Per “decoro architettonico del fabbricato” deve intendersi l’estetica dell’edificio costituita dall’insieme delle linee e delle strutture ornamentali che ne costituiscono la nota dominante e imprimono alle varie parti di esso una sua determinata, armonica fisionomia, senza che occorra che si tratti di edifici di particolare pregio artistico (Cass. Civ. sez. II, n.1718 del 29/01/2016).

Tale premessa è necessaria al fine di comprendere la decisione presa dal Consiglio di Stato con la pronuncia n. 6345 del 17 settembre 2021.

La vicenda

Il proprietario di un immobile sito in un condominio presentava diverse SCIA per una serie di interventi che voleva realizzare nel proprio appartamento, per citarne alcuni:

  • chiusura della veranda coperta che affaccia nel cortile interno;
  • realizzazione di una canna fumaria allocata lungo tutto il muro perimetrale del fabbricato che si affaccia sul cortile interno.

Il Comune rilevava come i suddetti interventi non avrebbero potuto essere assentiti per mancanza del consenso unanime dei condomini, considerando non sufficiente l’assenso a maggioranza dei condomini, in quanto le opere in questione consisterebbero, dal punto di vista civilistico, in una innovazione lesiva del decoro architettonico dell’edificio ex art. 1120 c.c..

Tale provvedimento veniva, quindi, impugnato dal proprietario il quale vedeva però rigettata la propria domanda dal TAR, giungendo così sino al Consiglio di Stato.

 

Le motivazioni del singolo condomino

Per convincere i giudici, il condomino proprietario evidenziava che lo stabile condominiale aveva una sagoma del tutto disarmonica per la presenza di verande, balconi chiusi e altri interventi che erano stati realizzati nel tempo dai proprietari degli altri appartamenti.

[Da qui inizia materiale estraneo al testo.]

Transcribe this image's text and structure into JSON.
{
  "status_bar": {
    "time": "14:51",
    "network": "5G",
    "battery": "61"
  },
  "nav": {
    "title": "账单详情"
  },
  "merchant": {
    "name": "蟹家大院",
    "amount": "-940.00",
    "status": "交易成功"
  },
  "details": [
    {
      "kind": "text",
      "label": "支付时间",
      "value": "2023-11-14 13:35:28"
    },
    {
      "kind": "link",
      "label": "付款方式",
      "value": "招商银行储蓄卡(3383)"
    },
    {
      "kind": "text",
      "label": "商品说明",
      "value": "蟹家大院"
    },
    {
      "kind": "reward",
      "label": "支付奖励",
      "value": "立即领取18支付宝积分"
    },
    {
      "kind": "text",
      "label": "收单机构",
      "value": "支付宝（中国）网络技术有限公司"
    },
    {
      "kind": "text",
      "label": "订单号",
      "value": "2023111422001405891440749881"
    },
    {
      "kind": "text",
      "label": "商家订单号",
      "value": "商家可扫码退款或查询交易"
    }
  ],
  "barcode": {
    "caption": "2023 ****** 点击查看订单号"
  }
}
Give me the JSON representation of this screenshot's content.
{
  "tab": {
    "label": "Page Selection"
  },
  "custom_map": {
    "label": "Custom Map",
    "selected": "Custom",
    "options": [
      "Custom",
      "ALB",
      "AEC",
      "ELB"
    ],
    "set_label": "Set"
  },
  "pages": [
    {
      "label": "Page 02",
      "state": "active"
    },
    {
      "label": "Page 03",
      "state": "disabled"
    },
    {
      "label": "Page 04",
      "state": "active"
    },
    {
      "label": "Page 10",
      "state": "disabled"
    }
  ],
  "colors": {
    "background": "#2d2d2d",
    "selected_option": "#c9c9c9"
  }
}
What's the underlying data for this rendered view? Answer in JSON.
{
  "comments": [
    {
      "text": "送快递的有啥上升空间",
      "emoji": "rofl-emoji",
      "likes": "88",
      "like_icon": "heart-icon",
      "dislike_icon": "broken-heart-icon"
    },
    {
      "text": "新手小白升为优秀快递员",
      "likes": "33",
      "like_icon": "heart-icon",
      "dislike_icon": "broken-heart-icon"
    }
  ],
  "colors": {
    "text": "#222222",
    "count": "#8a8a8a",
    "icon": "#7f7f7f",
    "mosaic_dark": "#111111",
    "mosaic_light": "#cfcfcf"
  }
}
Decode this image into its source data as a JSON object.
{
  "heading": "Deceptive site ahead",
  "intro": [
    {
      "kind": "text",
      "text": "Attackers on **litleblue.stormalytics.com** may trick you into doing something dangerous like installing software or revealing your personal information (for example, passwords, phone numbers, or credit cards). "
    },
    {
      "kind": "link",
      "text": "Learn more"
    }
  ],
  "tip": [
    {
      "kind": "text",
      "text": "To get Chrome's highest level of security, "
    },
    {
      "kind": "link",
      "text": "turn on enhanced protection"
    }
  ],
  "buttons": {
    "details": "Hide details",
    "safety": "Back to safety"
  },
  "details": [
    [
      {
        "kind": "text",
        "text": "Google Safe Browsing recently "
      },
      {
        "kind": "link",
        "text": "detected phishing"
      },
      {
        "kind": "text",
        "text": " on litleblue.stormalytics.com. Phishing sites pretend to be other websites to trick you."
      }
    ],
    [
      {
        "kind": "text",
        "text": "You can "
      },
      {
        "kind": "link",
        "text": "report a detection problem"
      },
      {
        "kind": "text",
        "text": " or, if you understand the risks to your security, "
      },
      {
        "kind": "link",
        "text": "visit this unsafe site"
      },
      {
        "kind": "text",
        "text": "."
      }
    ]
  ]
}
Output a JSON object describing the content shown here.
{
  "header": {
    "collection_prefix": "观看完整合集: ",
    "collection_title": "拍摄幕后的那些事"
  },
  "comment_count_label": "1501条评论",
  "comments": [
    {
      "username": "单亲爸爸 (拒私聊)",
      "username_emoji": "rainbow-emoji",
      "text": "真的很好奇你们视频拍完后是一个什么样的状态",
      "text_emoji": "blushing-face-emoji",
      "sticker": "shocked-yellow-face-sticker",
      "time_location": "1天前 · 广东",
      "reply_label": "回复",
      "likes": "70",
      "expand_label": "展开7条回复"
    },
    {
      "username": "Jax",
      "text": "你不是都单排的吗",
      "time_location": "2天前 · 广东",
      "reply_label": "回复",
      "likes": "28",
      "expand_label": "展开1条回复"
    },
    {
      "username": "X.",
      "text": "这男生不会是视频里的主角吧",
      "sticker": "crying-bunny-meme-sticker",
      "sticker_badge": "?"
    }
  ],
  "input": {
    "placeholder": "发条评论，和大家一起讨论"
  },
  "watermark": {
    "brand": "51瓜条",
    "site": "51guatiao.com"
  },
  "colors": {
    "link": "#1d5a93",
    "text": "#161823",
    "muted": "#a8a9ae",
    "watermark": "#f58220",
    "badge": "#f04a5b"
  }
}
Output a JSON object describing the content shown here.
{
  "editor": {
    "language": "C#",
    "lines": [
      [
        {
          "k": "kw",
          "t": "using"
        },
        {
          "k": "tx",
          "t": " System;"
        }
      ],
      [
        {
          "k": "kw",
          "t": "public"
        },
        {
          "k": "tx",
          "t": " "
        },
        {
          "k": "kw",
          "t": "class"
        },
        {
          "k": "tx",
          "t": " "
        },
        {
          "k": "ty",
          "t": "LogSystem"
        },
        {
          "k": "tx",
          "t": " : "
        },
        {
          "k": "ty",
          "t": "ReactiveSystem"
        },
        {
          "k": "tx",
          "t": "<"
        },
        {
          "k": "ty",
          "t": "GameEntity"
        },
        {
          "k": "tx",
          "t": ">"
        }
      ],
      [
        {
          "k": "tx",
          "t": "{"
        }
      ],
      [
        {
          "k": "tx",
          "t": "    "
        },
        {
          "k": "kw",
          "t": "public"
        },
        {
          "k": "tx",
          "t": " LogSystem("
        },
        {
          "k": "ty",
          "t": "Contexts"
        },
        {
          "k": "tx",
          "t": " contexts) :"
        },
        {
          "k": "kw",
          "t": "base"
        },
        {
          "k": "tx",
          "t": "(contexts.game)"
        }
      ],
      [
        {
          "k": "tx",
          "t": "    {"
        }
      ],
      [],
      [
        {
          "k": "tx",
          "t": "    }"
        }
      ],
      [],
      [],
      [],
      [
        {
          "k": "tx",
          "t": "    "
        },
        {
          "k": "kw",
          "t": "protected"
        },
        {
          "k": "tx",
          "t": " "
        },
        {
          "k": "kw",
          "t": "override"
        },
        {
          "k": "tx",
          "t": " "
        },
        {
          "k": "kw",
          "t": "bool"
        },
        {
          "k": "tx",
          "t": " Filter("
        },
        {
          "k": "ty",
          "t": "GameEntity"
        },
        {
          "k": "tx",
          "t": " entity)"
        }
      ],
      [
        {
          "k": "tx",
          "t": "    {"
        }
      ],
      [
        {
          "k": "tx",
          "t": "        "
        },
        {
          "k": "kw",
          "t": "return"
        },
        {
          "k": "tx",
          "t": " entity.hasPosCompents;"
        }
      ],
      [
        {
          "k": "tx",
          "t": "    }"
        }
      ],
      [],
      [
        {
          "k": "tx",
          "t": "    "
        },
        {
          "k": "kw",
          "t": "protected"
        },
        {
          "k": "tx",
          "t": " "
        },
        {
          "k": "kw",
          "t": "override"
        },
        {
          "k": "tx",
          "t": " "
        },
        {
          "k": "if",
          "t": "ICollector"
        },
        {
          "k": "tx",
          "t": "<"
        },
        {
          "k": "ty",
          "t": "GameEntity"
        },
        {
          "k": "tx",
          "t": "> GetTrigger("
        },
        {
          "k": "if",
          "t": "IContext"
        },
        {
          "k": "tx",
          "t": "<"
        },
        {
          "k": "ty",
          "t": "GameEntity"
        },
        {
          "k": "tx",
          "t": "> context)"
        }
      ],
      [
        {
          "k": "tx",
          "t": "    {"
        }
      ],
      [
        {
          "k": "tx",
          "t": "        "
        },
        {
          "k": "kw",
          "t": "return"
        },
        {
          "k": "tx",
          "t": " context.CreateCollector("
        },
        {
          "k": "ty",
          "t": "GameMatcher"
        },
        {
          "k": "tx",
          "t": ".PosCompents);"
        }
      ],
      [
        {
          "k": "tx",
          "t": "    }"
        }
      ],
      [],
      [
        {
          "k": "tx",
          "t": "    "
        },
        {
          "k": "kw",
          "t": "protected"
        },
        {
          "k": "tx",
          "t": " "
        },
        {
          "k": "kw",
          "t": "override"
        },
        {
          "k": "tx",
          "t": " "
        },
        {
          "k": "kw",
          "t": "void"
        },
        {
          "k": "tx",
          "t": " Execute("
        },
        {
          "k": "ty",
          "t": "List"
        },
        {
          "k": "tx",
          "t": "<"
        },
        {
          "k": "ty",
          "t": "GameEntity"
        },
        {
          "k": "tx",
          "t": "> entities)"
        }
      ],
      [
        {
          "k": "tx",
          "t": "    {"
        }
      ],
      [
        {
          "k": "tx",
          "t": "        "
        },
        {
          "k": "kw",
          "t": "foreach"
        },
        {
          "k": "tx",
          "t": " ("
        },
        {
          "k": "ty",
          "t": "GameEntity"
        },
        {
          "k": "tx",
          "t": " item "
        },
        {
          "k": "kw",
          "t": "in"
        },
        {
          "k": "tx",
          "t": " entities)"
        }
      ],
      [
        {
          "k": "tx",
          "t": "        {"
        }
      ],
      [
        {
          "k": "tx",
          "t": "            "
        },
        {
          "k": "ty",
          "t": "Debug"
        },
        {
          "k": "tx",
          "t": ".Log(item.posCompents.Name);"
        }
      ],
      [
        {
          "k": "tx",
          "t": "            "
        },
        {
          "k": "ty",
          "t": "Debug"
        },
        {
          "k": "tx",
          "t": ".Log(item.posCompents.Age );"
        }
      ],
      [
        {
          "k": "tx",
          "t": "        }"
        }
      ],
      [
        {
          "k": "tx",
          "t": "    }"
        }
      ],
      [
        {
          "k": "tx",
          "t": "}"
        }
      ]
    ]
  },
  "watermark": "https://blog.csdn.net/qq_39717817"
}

Inoltre, sotto altro profilo, a conferma della legittimità delle opere, rimarcava che queste erano state autorizzate con una valida delibera condominiale assunta a maggioranza ed eccependo che la mancanza dell’unanimità dei consensi non poteva essere considerato alla stregua di un requisito necessario per la concessione del titolo edilizio.

Il Comune non valuta il decoro architettonico condominiale

Il Consiglio di Stato adito, valutate complessivamente tutte le prove prodotte, si pronunciava a favore del singolo proprietario, ribaltando così la decisione del TAR.

Secondo i Giudici, al Comune non è consentito, in sede di rilascio del titolo richiesto (SCIA, CILA, etc…), valutare aspetti prettamente condominiali che non appaiono per nulla pacifici o, comunque, che non sono di immediata evidenza.

Difatti, se è vero che il Comune non può esimersi dal verificare il rispetto, da parte dell’istante, dei limiti privatistici sull’intervento proposto, è altrettanto vero che questo vale solo nel caso in cui tali limiti siano realmente conosciuti o immediatamente conoscibili e/o non contestati, di modo che il controllo da parte del Comune si traduca in una mera presa d’atto, senza necessità di procedere a un’accurata e approfondita disamina dei rapporti tra privati, tanto che la concessione stessa è rilasciata sempre salvo diritti dei terzi (Cons. Stato, Sez. VI 26 gennaio 2015 n. 316 e 20 dicembre 2011 n. 6731).

Sulla scorta delle predette motivazioni, il Consiglio di Stato accoglieva quindi il ricorso presentato dal singolo condominio, sul presupposto che l’amministrazione aveva esorbitato dai propri poteri per essersi di fatto sostituita ai condomini nella valutazione riguardante il decoro architettonico della facciata.